Mon assurance est bon marché (et vaut moins !)

Soyons honnêtes : nous avons un vélo qui coûte moins cher que l’assurance que nous payons, peut-être qu’il n’est plus dans l’épanouissement des années ou même près du rat-bike.
Ou plus simplement nous essayons d’assurer la moto en dépensant le moins possible, parce que nous voulons y mettre de l’essence. Nous avons cherché partout et fait des milliers de citations et, finalement, le voilà : l’assurance économique que nous recherchions.

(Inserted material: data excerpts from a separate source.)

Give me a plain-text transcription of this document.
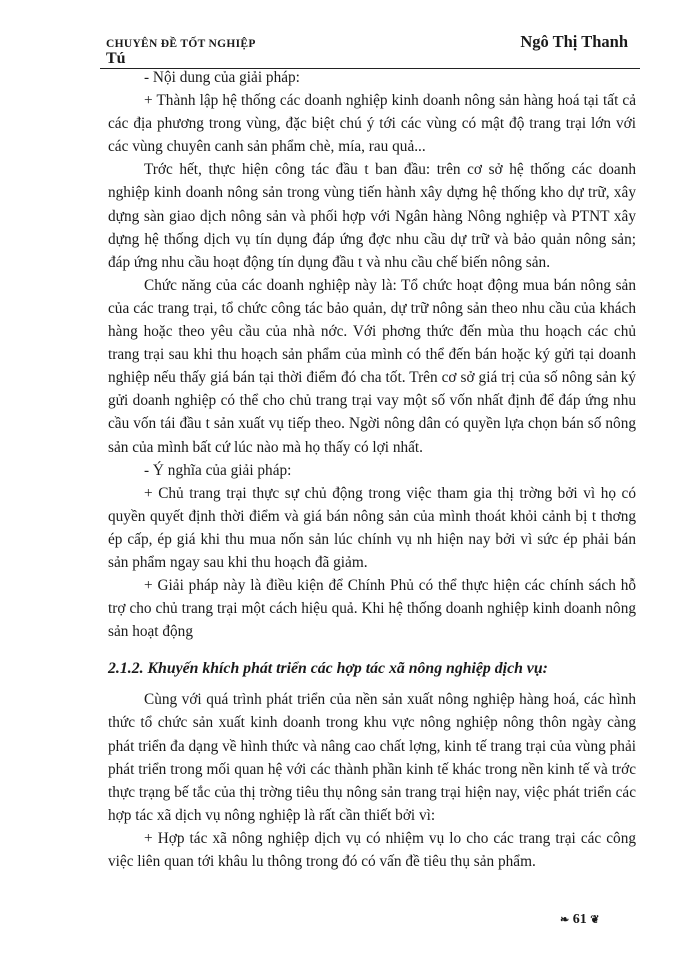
CHUYÊN ĐỀ TỐT NGHIỆP	Ngô Thị Thanh
Tú

- Nội dung của giải pháp:

+ Thành lập hệ thống các doanh nghiệp kinh doanh nông sản hàng hoá tại tất cả các địa phương trong vùng, đặc biệt chú ý tới các vùng có mật độ trang trại lớn với các vùng chuyên canh sản phẩm chè, mía, rau quả...

Trớc hết, thực hiện công tác đầu t ban đầu: trên cơ sở hệ thống các doanh nghiệp kinh doanh nông sản trong vùng tiến hành xây dựng hệ thống kho dự trữ, xây dựng sàn giao dịch nông sản và phối hợp với Ngân hàng Nông nghiệp và PTNT xây dựng hệ thống dịch vụ tín dụng đáp ứng đợc nhu cầu dự trữ và bảo quản nông sản; đáp ứng nhu cầu hoạt động tín dụng đầu t và nhu cầu chế biến nông sản.

Chức năng của các doanh nghiệp này là: Tổ chức hoạt động mua bán nông sản của các trang trại, tổ chức công tác bảo quản, dự trữ nông sản theo nhu cầu của khách hàng hoặc theo yêu cầu của nhà nớc. Với phơng thức đến mùa thu hoạch các chủ trang trại sau khi thu hoạch sản phẩm của mình có thể đến bán hoặc ký gửi tại doanh nghiệp nếu thấy giá bán tại thời điểm đó cha tốt. Trên cơ sở giá trị của số nông sản ký gửi doanh nghiệp có thể cho chủ trang trại vay một số vốn nhất định để đáp ứng nhu cầu vốn tái đầu t sản xuất vụ tiếp theo. Ngời nông dân có quyền lựa chọn bán số nông sản của mình bất cứ lúc nào mà họ thấy có lợi nhất.

- Ý nghĩa của giải pháp:

+ Chủ trang trại thực sự chủ động trong việc tham gia thị trờng bởi vì họ có quyền quyết định thời điểm và giá bán nông sản của mình thoát khỏi cảnh bị t thơng ép cấp, ép giá khi thu mua nốn sản lúc chính vụ nh hiện nay bởi vì sức ép phải bán sản phẩm ngay sau khi thu hoạch đã giảm.

+ Giải pháp này là điều kiện để Chính Phủ có thể thực hiện các chính sách hỗ trợ cho chủ trang trại một cách hiệu quả. Khi hệ thống doanh nghiệp kinh doanh nông sản hoạt động

2.1.2. Khuyến khích phát triển các hợp tác xã nông nghiệp dịch vụ:

Cùng với quá trình phát triển của nền sản xuất nông nghiệp hàng hoá, các hình thức tổ chức sản xuất kinh doanh trong khu vực nông nghiệp nông thôn ngày càng phát triển đa dạng về hình thức và nâng cao chất lợng, kinh tế trang trại của vùng phải phát triển trong mối quan hệ với các thành phần kinh tế khác trong nền kinh tế và trớc thực trạng bế tắc của thị trờng tiêu thụ nông sản trang trại hiện nay, việc phát triển các hợp tác xã dịch vụ nông nghiệp là rất cần thiết bởi vì:

+ Hợp tác xã nông nghiệp dịch vụ có nhiệm vụ lo cho các trang trại các công việc liên quan tới khâu lu thông trong đó có vấn đề tiêu thụ sản phẩm.

❧ 61 ❦
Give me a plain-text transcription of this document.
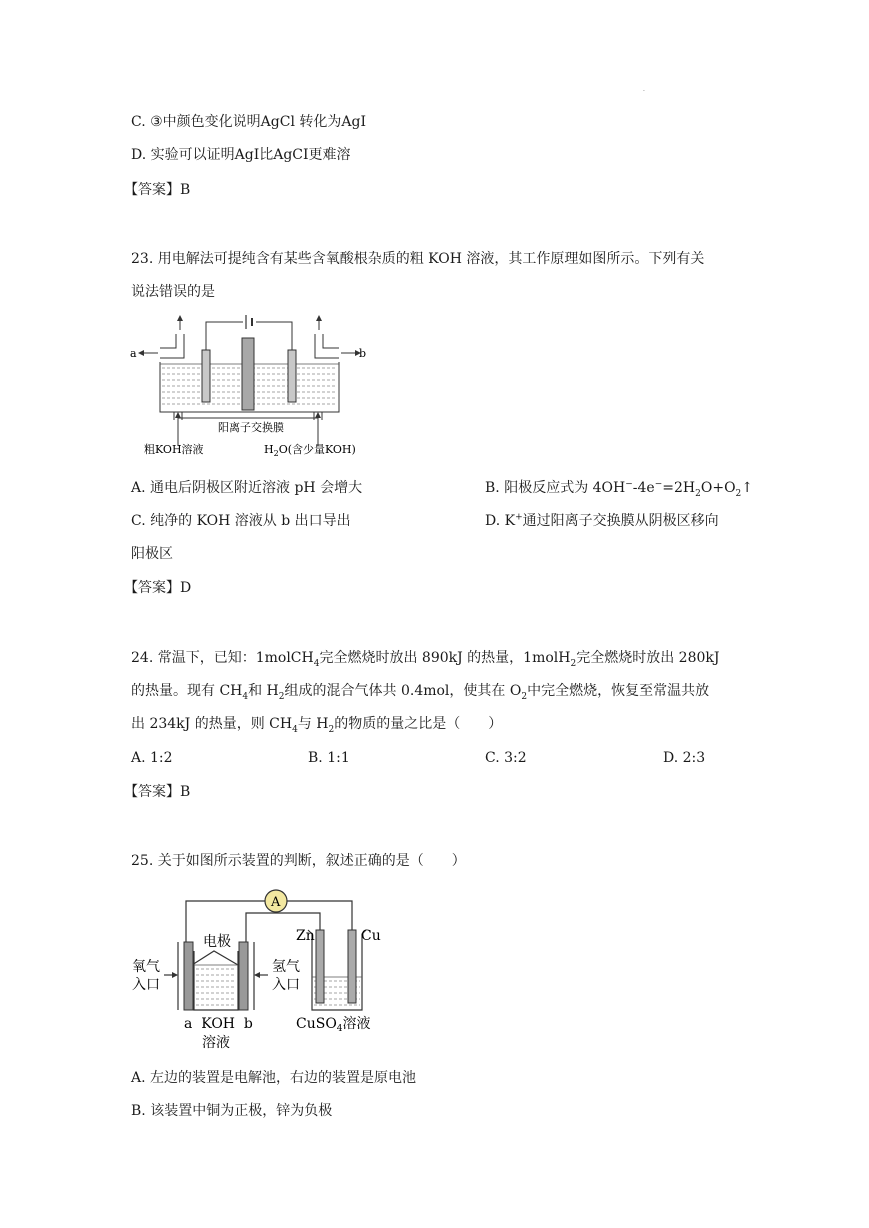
·
C. ③中颜色变化说明AgCl 转化为AgI
D. 实验可以证明AgI比AgCI更难溶
【答案】B
23. 用电解法可提纯含有某些含氧酸根杂质的粗 KOH 溶液，其工作原理如图所示。下列有关
说法错误的是
a	b
阳离子交换膜
粗KOH溶液	$H_2O$(含少量KOH)
A. 通电后阴极区附近溶液 pH 会增大	B. 阳极反应式为 $4OH^--4e^-=2H_2O+O_2↑$
C. 纯净的 KOH 溶液从 b 出口导出	D. K+通过阳离子交换膜从阴极区移向
阳极区
【答案】D
24. 常温下，已知：1molCH$_4$完全燃烧时放出 890kJ 的热量，1molH$_2$完全燃烧时放出 280kJ
的热量。现有 $CH_4$和 $H_2$组成的混合气体共 0.4mol，使其在 $O_2$中完全燃烧，恢复至常温共放
出 234kJ 的热量，则 $CH_4$与 $H_2$的物质的量之比是（　　）
A. 1:2	B. 1:1	C. 3:2	D. 2:3
【答案】B
25. 关于如图所示装置的判断，叙述正确的是（　　）
A
电极	Zn	Cu
氧气
入口
氢气
入口
a  KOH  b
溶液
CuSO$_4$溶液
A. 左边的装置是电解池，右边的装置是原电池
B. 该装置中铜为正极，锌为负极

Dans de nombreuses régions, vous pouvez payer jusqu’à plus de 700€ pour une assurance annuelle suspendue, souvent vous dépassez les chiffres fous pour la seule responsabilité (responsabilité civile).
C’est l’une des raisons pour lesquelles nous essayons de dépenser le moins possible. Dans notre recherche, nous sommes arrivés au Saint Graal de l’assurance, seulement € 100 par an (pour RC seulement, ed.), mais que se cache-t-il derrière ce coût infiniment bas ?
Faisons une analyse complète des risques d’assurance possibles, car même l’assurance peut devenir risquée. Je ne veux pas vous pousser à ne pas assurer la moto ou le scooter, c’est interdit par la loi pour les véhicules circulant sur la route, mais je veux que vous fassiez attention avec qui vous avez affaire !

 

Comment éviter la fraude ?

Le marché des polices d’assurance est en constante évolution, les concessionnaires offrent également des polices à rabais et les super-offres s’intensifient dans le réseau. Comment peut-on vérifier si une compagnie d’assurance est régulière ou si elle fonctionne mal ?

 

Comment éviter les escroqueries?

« Mieux vaut prévenir que guérir » est un bon conseil non seulement pour les questions médicales, mais aussi pour les questions juridiques. Si vous avez un accident et que la compagnie ne paie pas parce qu’elle n’est pas autorisée à faire de l’exercice, cela pourrait être un problème très grave. Heureusement, le réseau offre une série d’outils, faciles à utiliser, visant à protéger le consommateur dans le domaine de l’assurance, pour vérifier si la compagnie avec laquelle vous allez vous assurer est réelle ou fausse. Tout d’abord, nous devons nous tourner vers les organismes institutionnels, en laissant de côté, au moins dans ce domaine, toutes les informations disponibles sur les blogs ou les portails sponsorisés.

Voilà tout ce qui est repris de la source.